- May 30, 2013
- Posted by: Josiah Hincks Solicitors
- Category: Business Law Updates
In a major blow to regulators, owners of licensed sex shops in London’s Soho and Covent Garden districts have convinced the Court of Appeal that Westminster City Council had no lawful authority to add to their licence fees the substantial costs of taking enforcement action against unlicensed operators.
The court’s strict interpretation of the Provision of Services Regulations 2009 will have serious implications for regulatory regimes in a wide range of fields in that local authorities and others will henceforth be confined to collecting licence fees only in respect of the costs of ‘authorisation procedures and formalities’.
Sex shops are required to have licences and to pay a ‘reasonable’ fee for the same under section 2 of the Local Government (Miscellaneous Provisions) Act 1982. Prior the introduction of the regulations, in conformity with the EU Services in the Internal Market Directive 2006, local authorities were entitled to recoup via licence fees the costs of investigating and prosecuting unlicensed operators.
The directive and the regulations required that licence fees charged to those carrying out regulated service activities must not exceed the cost of authorisation procedures and formalities.
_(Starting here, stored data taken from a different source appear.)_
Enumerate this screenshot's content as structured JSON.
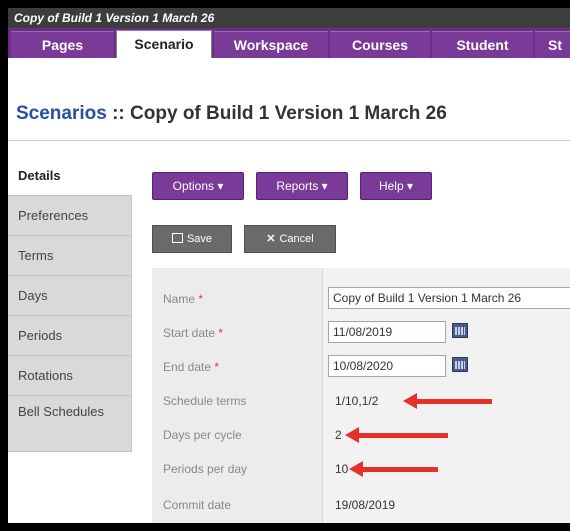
{
  "window": {
    "title": "Copy of Build 1 Version 1 March 26"
  },
  "nav": {
    "tabs": [
      {
        "label": "Pages"
      },
      {
        "label": "Scenario",
        "active": true
      },
      {
        "label": "Workspace"
      },
      {
        "label": "Courses"
      },
      {
        "label": "Student"
      },
      {
        "label": "St"
      }
    ]
  },
  "page": {
    "breadcrumb": "Scenarios",
    "separator": " :: ",
    "title": "Copy of Build 1 Version 1 March 26"
  },
  "side_tabs": [
    {
      "label": "Details",
      "active": true
    },
    {
      "label": "Preferences"
    },
    {
      "label": "Terms"
    },
    {
      "label": "Days"
    },
    {
      "label": "Periods"
    },
    {
      "label": "Rotations"
    },
    {
      "label": "Bell Schedules"
    }
  ],
  "toolbar": {
    "options": "Options ▾",
    "reports": "Reports ▾",
    "help": "Help ▾",
    "save": "Save",
    "cancel": "Cancel"
  },
  "form": {
    "name": {
      "label": "Name",
      "required": "*",
      "value": "Copy of Build 1 Version 1 March 26"
    },
    "start_date": {
      "label": "Start date",
      "required": "*",
      "value": "11/08/2019"
    },
    "end_date": {
      "label": "End date",
      "required": "*",
      "value": "10/08/2020"
    },
    "schedule_terms": {
      "label": "Schedule terms",
      "value": "1/10,1/2"
    },
    "days_per_cycle": {
      "label": "Days per cycle",
      "value": "2"
    },
    "periods_per_day": {
      "label": "Periods per day",
      "value": "10"
    },
    "commit_date": {
      "label": "Commit date",
      "value": "19/08/2019"
    }
  },
  "colors": {
    "brand_purple": "#6b2d88",
    "title_link": "#2a4ea0",
    "annotation_arrow": "#e2322a"
  }
}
The owners of 11 sex shops argued successfully at first instance that the costs of enforcement action against unlicensed operators could not be brought within that restricted category.
On appeal, the council argued that the requirements of the directive and regulations should be more broadly interpreted. It was submitted that a ruling in favour of the sex shop owners would ‘critically undermine’ a range of regulatory authorisation regimes, particularly those with no independent source of income save the licence fees levied. It was pointed out that over 90% of the fees historically charged to sex shop owners in Westminster was spent on monitoring compliance and enforcement.
However, in ruling that the first instance judge had correctly interpreted the directive and the regulations, the court noted that their objective was to promote fundamental freedoms and the principles of community law by restricting member states from imposing costs on regulated businesses that go beyond recouping the costs of the authorisation, registration and inspection process.
The court’s decision will have the effect of substantially reducing the licence fees payable by the sex shop owners in future. The council will also have to reimburse them in respect of over-charging in the past, although the method of calculating such sums was altered somewhat in the council’s favour by the court.